Tout commence en 1978. Après quatre années passées à Rome à étudier le cinéma, le jeune Manoocher, qui ambitionne de devenir cameraman, rentre en Iran. À cette époque, la révolte gronde : le peuple s’élève contre le Shah et sa politique répressive. Les étudiants sont dans la rue, réclament plus de liberté, plus de démocratie. La production cinématographique étant à l’arrêt, Manoocher saisit son matériel et sort pour immortaliser l’histoire de son pays. Armé de son appareil et de quelques rouleaux de pellicule, il photographie les manifestants, les soldats, et commence à travailler pour l’agence Sipa Press et l’AFP. S’en suivent les premières distinctions – il remporte le premier prix World Press en 1984 – et les premières répressions : ses photos d’enfants soldats, d’exécutions, gênent. Il est emprisonné, battu, menacé. Sa carte de presse lui est retirée à plusieurs reprises. En 1985, le risque devient trop important et Manoocher décide de fuir son pays. Avec sa femme et sa fille Maral, âgée seulement d’un an, il s’exile en France. C’est le début d’un long voyage et d’une longue carrière à travers le monde, marqués par des hasards de calendrier inouïs.

« Je n’ai jamais vraiment eu le temps de songer à changer de métier. »

Après quelques mois passés à Paris, l’AFP propose à Manoocher de prendre part au développement de ses bureaux internationaux. Il décide de partir en Amérique Centrale, « pour [s]’éloigner le plus possible du Moyen-Orient ». Basé au Costa Rica, il travaille avec des photographes locaux pour couvrir les guerres et crises sociales qui font rage au Guatemala, au Nicaragua, au Salvador ou encore au Panama où il est présent lors de l’invasion des États-Unis en 1989. Après l’Iran, c’est la deuxième fois que Manoocher a rendez-vous avec l’actualité. Au début des années 90, il prend la direction du bureau de l’AFP au Caire d’où il couvrira notamment le conflit israélo-palestinien. De nouveau, le photojournaliste se retrouve au cœur de l’actualité lorsque Yasser Arafat revient en Palestine après 27 ans d’exil. Jérusalem, la Somalie, la guerre du Golfe, le siège de Sarajevo… Manoocher poursuit sa carrière qui sera momentanément stoppée en 1996 : à Ramallah, un tireur israélien atteint sa jambe. Gravement blessé, il est rapatrié en France, à l’hôpital militaire des Invalides où il restera 18 mois. Là-bas, il est le seul civil au milieu de tous les vétérans. Depuis sa chambre, il trie ses photos et réalise des sujets pour l’AFP. C’est également lors de ce séjour qu’il recevra la visite du Président Jacques Chirac ; ce dernier lui accordera la nationalité française qui facilitera dès lors ses déplacements internationaux.
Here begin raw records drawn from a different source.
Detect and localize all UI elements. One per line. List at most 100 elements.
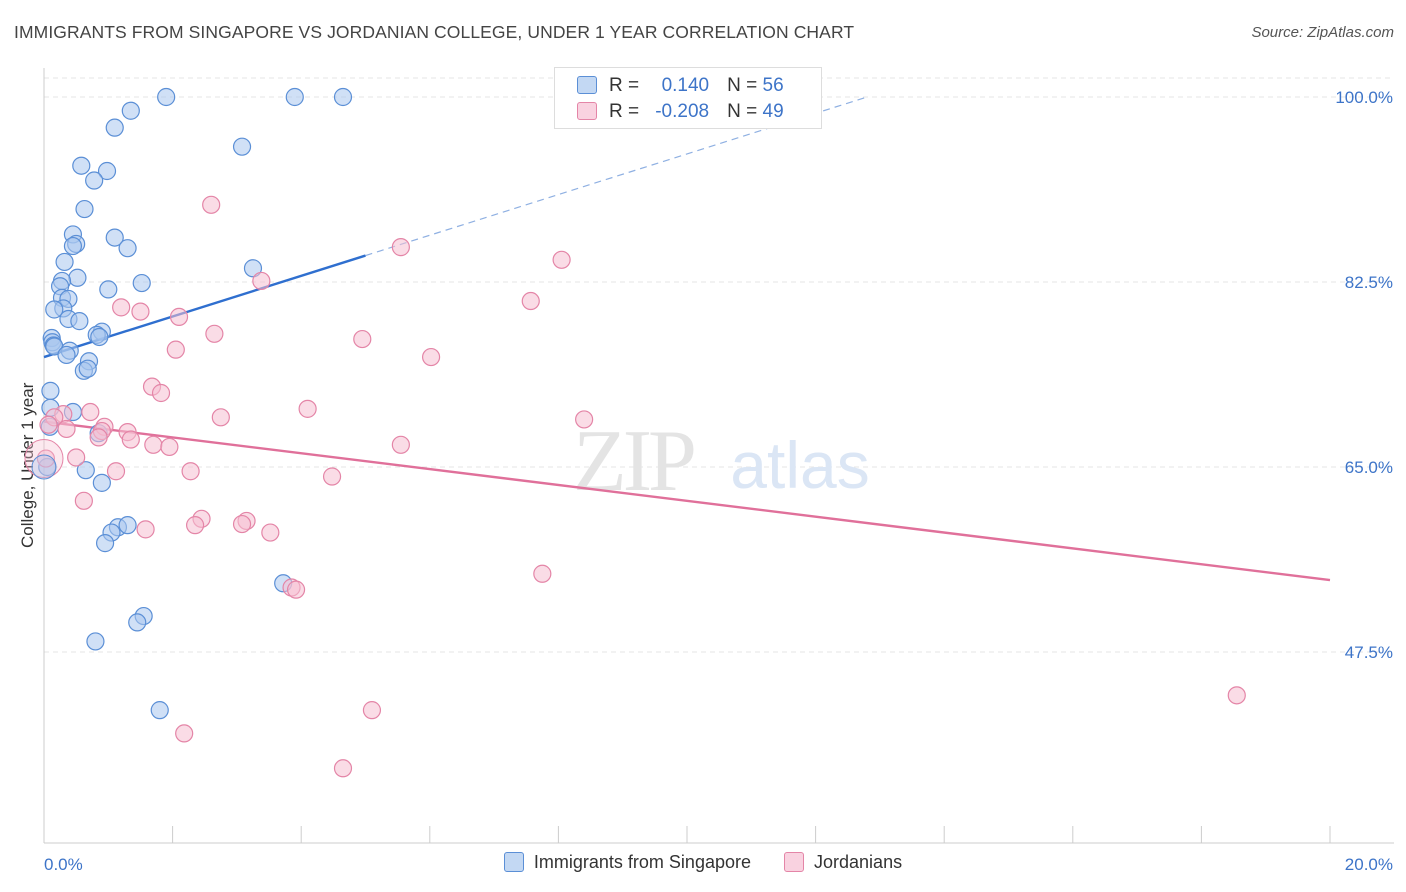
singapore-point — [78, 359, 97, 378]
jordanian-point — [521, 291, 540, 311]
singapore-point — [41, 381, 60, 400]
jordanian-point — [106, 462, 126, 481]
jordanian-point — [131, 302, 150, 321]
singapore-point — [63, 236, 83, 256]
jordanian-point — [74, 491, 93, 510]
jordanian-point — [533, 564, 552, 583]
legend-swatch-singapore — [577, 76, 597, 94]
jordanian-point — [211, 408, 230, 427]
jordanian-point — [67, 448, 86, 467]
jordanian-point — [112, 298, 131, 317]
singapore-point — [333, 87, 353, 107]
singapore-points — [38, 87, 353, 720]
y-tick-label: 100.0% — [1335, 88, 1393, 107]
jordanian-point — [362, 701, 382, 720]
singapore-point — [55, 252, 74, 272]
x-tick-label: 0.0% — [44, 855, 83, 874]
tick-labels: 47.5% 65.0% 82.5% 100.0% 0.0% 20.0% — [44, 88, 1393, 874]
legend-r-singapore: 0.140 — [661, 75, 710, 96]
jordanian-point — [57, 419, 76, 439]
jordanian-point — [232, 514, 252, 534]
jordanian-point — [175, 724, 194, 743]
legend-n-label: N = — [727, 101, 758, 122]
jordanian-point — [121, 430, 140, 449]
singapore-point — [70, 312, 89, 331]
y-tick-label: 65.0% — [1345, 458, 1393, 477]
singapore-point — [121, 101, 140, 120]
singapore-point — [97, 161, 117, 181]
legend-label-jordanians: Jordanians — [814, 852, 903, 872]
singapore-point — [128, 613, 147, 632]
chart-title: IMMIGRANTS FROM SINGAPORE VS JORDANIAN C… — [14, 22, 855, 42]
singapore-point — [31, 454, 57, 480]
jordanian-point — [144, 435, 163, 454]
legend-row-jordanians: R = -0.208 N = 49 — [577, 101, 784, 127]
legend-n-jordanians: 49 — [762, 101, 784, 122]
jordanian-point — [261, 523, 280, 542]
legend-swatch-jordanians — [577, 102, 597, 120]
singapore-point — [105, 118, 124, 137]
jordanian-point — [136, 520, 155, 539]
singapore-point — [86, 632, 105, 651]
legend-item-jordanians[interactable]: Jordanians — [784, 852, 902, 873]
singapore-point — [90, 327, 109, 347]
stats-legend: R = 0.140 N = 56 R = -0.208 N = 49 — [554, 67, 822, 129]
y-tick-label: 47.5% — [1345, 643, 1393, 662]
jordanian-point — [421, 347, 441, 367]
singapore-point — [72, 156, 91, 175]
jordanian-point — [286, 580, 306, 599]
legend-label-singapore: Immigrants from Singapore — [533, 852, 751, 872]
singapore-point — [68, 268, 87, 287]
singapore-point — [92, 473, 111, 492]
jordanian-point — [205, 324, 224, 343]
legend-r-jordanians: -0.208 — [655, 101, 710, 122]
legend-swatch-singapore — [503, 852, 524, 872]
legend-r-label: R = — [609, 75, 640, 96]
jordanian-point — [322, 467, 342, 486]
jordanian-point — [186, 516, 205, 535]
data-points — [24, 87, 1246, 778]
singapore-point — [132, 273, 151, 293]
legend-r-label: R = — [609, 101, 640, 122]
jordanian-point — [391, 238, 410, 257]
watermark: ZIP atlas — [573, 413, 870, 510]
legend-item-singapore[interactable]: Immigrants from Singapore — [503, 852, 751, 873]
legend-n-singapore: 56 — [762, 75, 784, 96]
series-legend: Immigrants from Singapore Jordanians — [0, 852, 1406, 873]
jordanian-points — [36, 195, 1246, 778]
jordanian-point — [24, 439, 64, 479]
jordanian-point — [333, 759, 353, 778]
jordanian-point — [353, 329, 372, 349]
gridlines — [44, 77, 1394, 653]
singapore-point — [157, 87, 176, 107]
legend-swatch-jordanians — [784, 852, 805, 872]
singapore-point — [118, 516, 137, 535]
jordanian-point — [36, 449, 56, 468]
singapore-point — [75, 199, 94, 219]
jordanian-point — [1227, 686, 1246, 705]
jordanian-point — [81, 402, 100, 422]
singapore-point — [76, 461, 95, 480]
singapore-point — [243, 259, 263, 278]
jordanian-point — [252, 271, 271, 291]
legend-n-label: N = — [727, 75, 758, 96]
jordanian-point — [391, 435, 410, 454]
jordanian-point — [166, 340, 185, 359]
singapore-point — [45, 300, 64, 319]
jordanian-point — [160, 437, 179, 457]
jordanian-point — [202, 195, 221, 214]
jordanian-point — [169, 307, 189, 326]
singapore-point — [57, 345, 76, 365]
singapore-point — [85, 171, 104, 190]
singapore-point — [105, 228, 124, 247]
axes — [43, 68, 1394, 844]
watermark-zip: ZIP — [573, 413, 694, 510]
jordanian-point — [298, 399, 317, 418]
singapore-point — [99, 280, 118, 299]
legend-row-singapore: R = 0.140 N = 56 — [577, 75, 784, 101]
singapore-point — [150, 701, 169, 720]
y-tick-label: 82.5% — [1345, 273, 1393, 292]
jordanian-point — [39, 415, 58, 434]
x-tick-label: 20.0% — [1345, 855, 1393, 874]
De retour sur le terrain, Manoocher couvre les visites officielles du Gouvernement français à l’étranger. En 2000, il est victime du passage controversé de Lionel Jospin en Palestine : la voiture du Premier ministre, fuyant les jets de pierre, le percute au niveau de sa jambe fragilisée. Le schéma se répète : rapatriement, Invalides, pause forcée. Malgré les risques, Manoocher se sent investi d’une mission et refuse d’arrêter de photographier, de dénoncer, de témoigner. Il l’a compris depuis longtemps, « la photographie a un impact, elle permet d’informer la société, de donner une voix à ceux qui n’en ont pas ».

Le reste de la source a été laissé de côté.